Cela a amené le pape Jean-Paul II à consacrer ce dimanche à la Miséricorde : La révélation de la Divine Miséricorde à Sainte-Faustine est la prolongation de celle du Sacré-Cœur, trois siècles plus tôt, à Marguerite-Marie. Dans un monde gagné par le jansénisme et oublieux du Dieu d’amour (XVIIème siècle), en proie à des idéologies de haine de Dieu et des hommes (XXe siècle), le Christ est venu rappeler le message du soir de Pâques : « Mets ta main dans mon côté, ne sois pas incrédule, sois croyant ! »

Nous pouvons pour terminer reprendre la prière du Père Teilhard de Chardin:

« Seigneur, enfermez-moi au plus profond des entrailles de votre Cœur. Et, quand vous m’y tiendrez, brûlez-moi, purifiez-moi, enflammez-moi, sublimez-moi, jusqu’à satisfaction parfaite de vos goûts, jusqu’à la plus complète annihilation de moi-même. « Seigneur » : Oh, oui, enfin ! Par le double mystère de la Consécration et de la Communion universelles, j’ai donc trouvé quelqu’un à qui je puisse, à plein cœur, donner ce nom ! 

Étranges démarches de votre Esprit, mon Dieu ! Quand, il y a deux siècles, a commencé à se faire sentir, dans votre Église, l’attrait distinct de votre Cœur, il a pu sembler que ce qui séduisait les âmes, c’était la découverte en vous, d’un élément plus déterminé, plus circonscrit, que votre Humanité même.

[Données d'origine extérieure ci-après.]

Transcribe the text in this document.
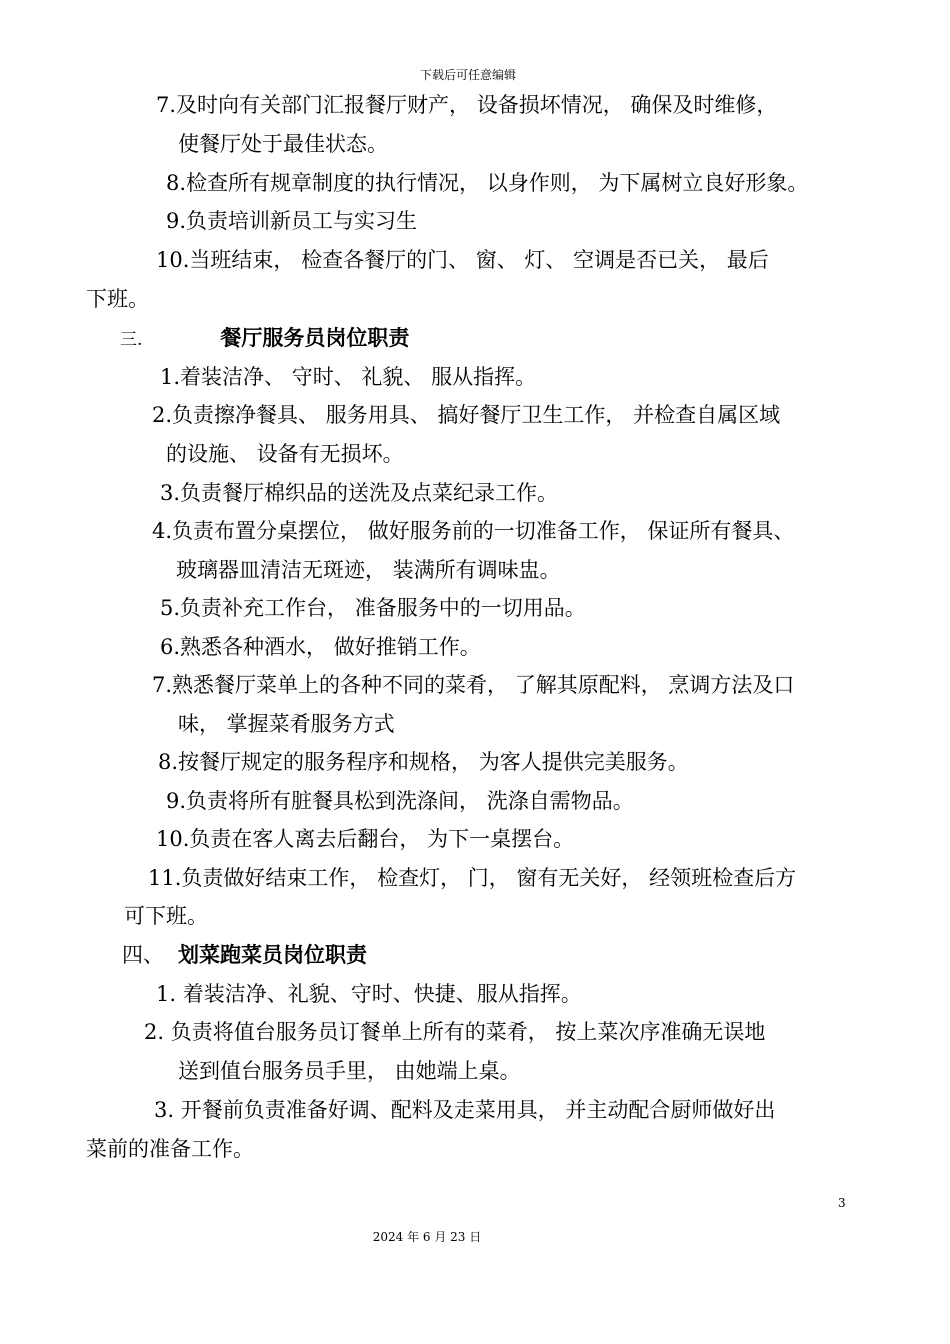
下载后可任意编辑
7.及时向有关部门汇报餐厅财产， 设备损坏情况， 确保及时维修，
使餐厅处于最佳状态。
8.检查所有规章制度的执行情况， 以身作则， 为下属树立良好形象。
9.负责培训新员工与实习生
10.当班结束， 检查各餐厅的门、 窗、 灯、 空调是否已关， 最后
下班。
三.	餐厅服务员岗位职责
1.着装洁净、 守时、 礼貌、 服从指挥。
2.负责擦净餐具、 服务用具、 搞好餐厅卫生工作， 并检查自属区域
的设施、 设备有无损坏。
3.负责餐厅棉织品的送洗及点菜纪录工作。
4.负责布置分桌摆位， 做好服务前的一切准备工作， 保证所有餐具、
玻璃器皿清洁无斑迹， 装满所有调味盅。
5.负责补充工作台， 准备服务中的一切用品。
6.熟悉各种酒水， 做好推销工作。
7.熟悉餐厅菜单上的各种不同的菜肴， 了解其原配料， 烹调方法及口
味， 掌握菜肴服务方式
8.按餐厅规定的服务程序和规格， 为客人提供完美服务。
9.负责将所有脏餐具松到洗涤间， 洗涤自需物品。
10.负责在客人离去后翻台， 为下一桌摆台。
11.负责做好结束工作， 检查灯， 门， 窗有无关好， 经领班检查后方
可下班。
四、 划菜跑菜员岗位职责
1. 着装洁净、礼貌、守时、快捷、服从指挥。
2. 负责将值台服务员订餐单上所有的菜肴， 按上菜次序准确无误地
送到值台服务员手里， 由她端上桌。
3. 开餐前负责准备好调、配料及走菜用具， 并主动配合厨师做好出
菜前的准备工作。
3
2024 年 6 月 23 日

Or, voici que maintenant, renversement, soudain il devient évident que, par la « révélation » de votre Cœur, vous avez surtout voulu, Jésus, fournir à notre amour le moyen d’échapper à ce qu’il y avait de trop étroit, de trop précis, de trop limité, dans l’image que nous nous faisions de vous. Au centre de votre poitrine, je n’aperçois rien d’autre qu’une fournaise ; et, plus je fixe ce foyer ardent, plus il me semble que, tout autour, les contours de votre Cœur fondent, qu’ils s’agrandissent au-delà de toute mesure jusqu’à ce que je ne distingue plus en vous d’autres traits que la figure d’un Monde enflammé. » [9]


[1] Saint Grégoire le Grand, Homélies sur les Évangiles, nº26, PL 76,1197 (trad. Barroux).

[2] Pape François, Audience générale, 3 avril 2013,

[3] Idem.

[4] Victor Hugo, la fin de Satan, II Jésus-Christ, VIII Christ voit ce qui arrivera.

[5] Jean-Paul II, Regina Coeli, 22 avril 1979.

[6] Catéchisme, nº153.

[7] Grégoire le Grand, XL Homiliarum in Evangelio, lib. II, Homil. 26,7 : PL 76, 1201.

[8] Hymne byzantine.

[9] Pierre Teilhard de Chardin, Hymne de l’Univers, in Prière, Paris, Ed. du Seuil, 1961.